The first ever attempt to challenge the constitutionality of an Islamic Syariah(Shariah) ban on cross-dressing has been dismissed by the secular High Court in the Negeri Sembilan province of Malaysia.

Article 3 of the Constitution of Malaysia establishes Islam as the “religion of the Federation.”  Under the “dual” legal system ordained by Article 121(1A) of the Constitution of Malaysia, “secular” laws apply to all citizens and Islamic or Shariah laws apply only to those professing the Islamic faith (about 2/3rds of a total of 29 million Malaysians are Muslims).  Penalties for cross-dressing are determined by individual states.  In Negeri Sembilan, where the case was heard, convicted offenders may be imprisoned for up to 6 months, fined as much as $325 or both.

Four Muslim transsexuals had challenged the Islamic law that bars them from dressing as women, on the grounds of non-discrimination and freedom of expression. They allege that the court’s unfavorable ruling sets a dangerous precedent, in as much as it stipulates that state-enacted Islamic law overrides fundamental liberties guaranteed under the Constitution.

The ruling can also be perhaps misconstrued as a judicial endorsement of the ordeals faced by Malaysia’s transsexual community on a daily basis, including police and societal harassment.  This further compounds the problems of stigmatization caused by the criminalization on sodomy in Malaysia, with a maximum penalty of 20 years of imprisonment.
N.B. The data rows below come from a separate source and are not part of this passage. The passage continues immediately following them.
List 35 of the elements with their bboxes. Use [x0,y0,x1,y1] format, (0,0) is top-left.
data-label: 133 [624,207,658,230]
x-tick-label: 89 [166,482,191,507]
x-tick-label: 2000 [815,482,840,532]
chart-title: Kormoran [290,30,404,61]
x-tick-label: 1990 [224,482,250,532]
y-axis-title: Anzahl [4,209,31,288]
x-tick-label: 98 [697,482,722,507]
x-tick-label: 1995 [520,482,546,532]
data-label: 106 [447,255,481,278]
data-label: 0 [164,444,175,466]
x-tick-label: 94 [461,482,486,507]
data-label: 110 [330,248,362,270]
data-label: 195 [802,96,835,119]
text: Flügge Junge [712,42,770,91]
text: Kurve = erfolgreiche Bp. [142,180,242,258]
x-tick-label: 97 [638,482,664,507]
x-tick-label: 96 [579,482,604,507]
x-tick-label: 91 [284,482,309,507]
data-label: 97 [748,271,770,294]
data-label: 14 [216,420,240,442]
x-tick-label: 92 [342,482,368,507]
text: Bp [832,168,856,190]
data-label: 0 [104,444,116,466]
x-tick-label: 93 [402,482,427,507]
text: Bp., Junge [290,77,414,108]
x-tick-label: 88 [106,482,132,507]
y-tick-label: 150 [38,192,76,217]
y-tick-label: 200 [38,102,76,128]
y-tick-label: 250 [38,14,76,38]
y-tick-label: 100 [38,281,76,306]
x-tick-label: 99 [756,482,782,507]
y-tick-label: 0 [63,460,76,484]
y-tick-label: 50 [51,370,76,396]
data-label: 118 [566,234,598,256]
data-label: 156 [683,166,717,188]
As regards non-Muslims, there is currently no legislation permitting or even governing the legal change of gender by transsexuals.  The legal vacuum has led to a morass of conflicting judicial decisions. In 2003, a court decision permitted a transsexual woman to change the gender indicated in her National Registration Identity Card, which must be carried by Malayasians at all times.  However, in another case in 2005, in another case, the court refused to amend the gender of a transsexual in the identity card, and said that the litigant’s remedy lay in appealing to Parliament.